The indelible self-knowledge gained through the combat experience is sliced finely with a double edge sword. On the one side, one knows what one has done and is therefore capable of doing again, on the other side one knows what one has done and is therefore capable of doing again.
I am not sure that the general populace understands all the ramifications of oft-quoted phrases like “all our brave service men and women” or “the country’s best.” What is missing from these platitudes is the nanosecond reality of kill or be killed situations these folks face. Sure bravery kicks in, but so does the survival instinct. And, thankfully, not all find themselves in such circumstances.
There are more rear echelon personnel in combat zones than combatants and many of them are civilian contractors. The on-the-ground fighters constitute about 10% of the deployed.

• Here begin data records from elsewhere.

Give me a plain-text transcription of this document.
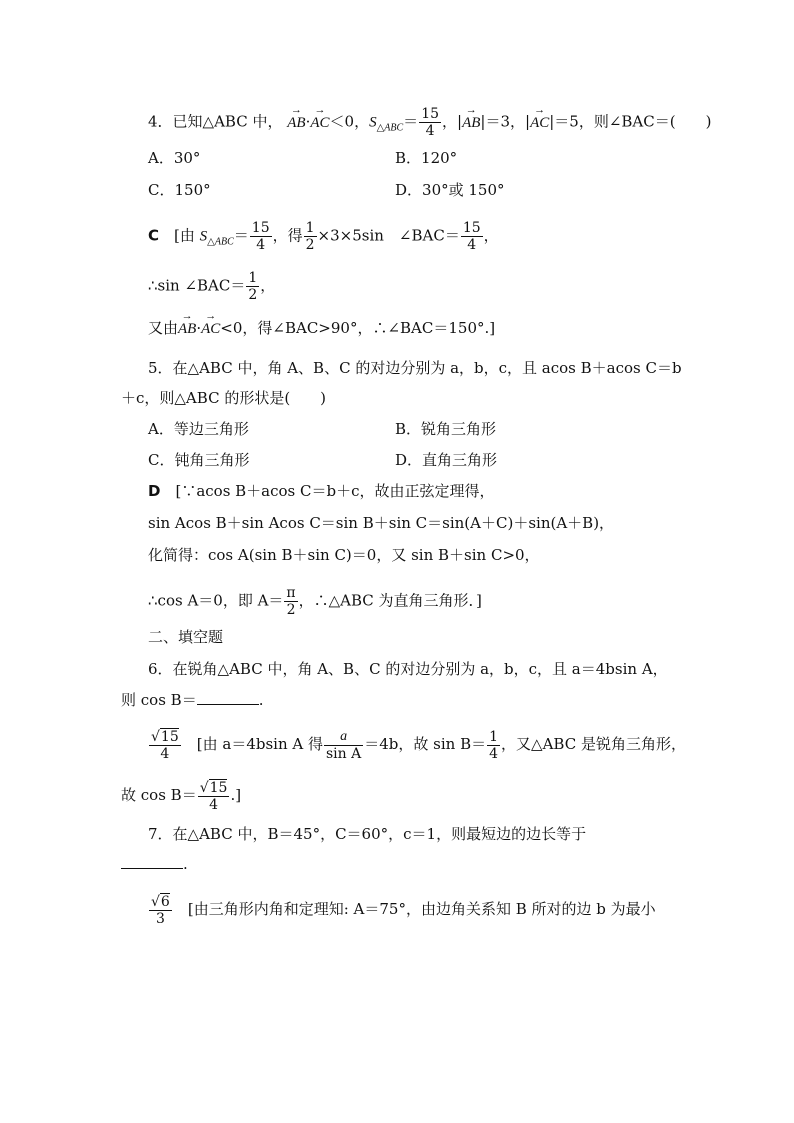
4．已知△ABC 中， → AB·→ AC＜0，$S_{\triangle ABC}= \frac{15}{4}$ ，|→ AB|＝3，|→ AC|＝5，则∠BAC＝(　　)
A．30°	B．120°
C．150°	D．30°或 150°
C　 [由 $S_{\triangle ABC}= \frac{15}{4}$ ，得 $\frac{1}{2} \times 3\times 5\sin$　∠BAC＝ $\frac{15}{4}$ ，
∴sin ∠BAC＝ $\frac{1}{2}$ ，
又由→ AB·→ AC<0，得∠BAC>90°，∴∠BAC＝150°.]
5．在△ABC 中，角 A、B、C 的对边分别为 a，b，c，且 acos B＋acos C＝b
＋c，则△ABC 的形状是(　　)
A．等边三角形	B．锐角三角形
C．钝角三角形	D．直角三角形
D　 [∵acos B＋acos C＝b＋c，故由正弦定理得，
sin Acos B＋sin Acos C＝sin B＋sin C＝sin(A＋C)＋sin(A＋B)，
化简得：cos A(sin B＋sin C)＝0，又 sin B＋sin C>0，
∴cos A＝0，即 $A= \frac{\pi}{2}$ ，∴△ABC 为直角三角形．]
二、填空题
6．在锐角△ABC 中，角 A、B、C 的对边分别为 a，b，c，且 a＝4bsin A，
则 cos B＝	.
$\frac{√15}{4}$
　 [由 a＝4bsin A 得 $\frac{a}{\text{sin A}} =4b$，故 $\sin B= \frac{1}{4}$ ，又△ABC 是锐角三角形，
故 $\cos B= \frac{√15}{4}$ .]
7．在△ABC 中，B＝45°，C＝60°，c＝1，则最短边的边长等于
.
$\frac{√6}{3}$
　 [由三角形内角和定理知: A＝75°，由边角关系知 B 所对的边 b 为最小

That does not mean to say that all are not serving honorably, they are, if they are doing their jobs. It is to say that not all are regularly dodging bullets, IEDs, and RPGs. And for me personally it is to say that not all are forced to make the instantaneous decision to fire a weapon at another human being, even an enemy. That is a dark place.
I am generally not a big fan of war movies. I don’t like how they deceive so many viewers into thinking that by watching a movie they somehow know what war is like. Only the Dead See the End of War was different for me. Very little plot line, no makeup and fake blood. The film takes us, along with Ware, to dark places within the general framework of the ultimate consequence of human failure: war.
Having watched and thought deeply about Only the Dead See the End of War, using Ware’s final words, I have concluded that I too “became a man I never thought I’d be”; the double edge sword cuts deep.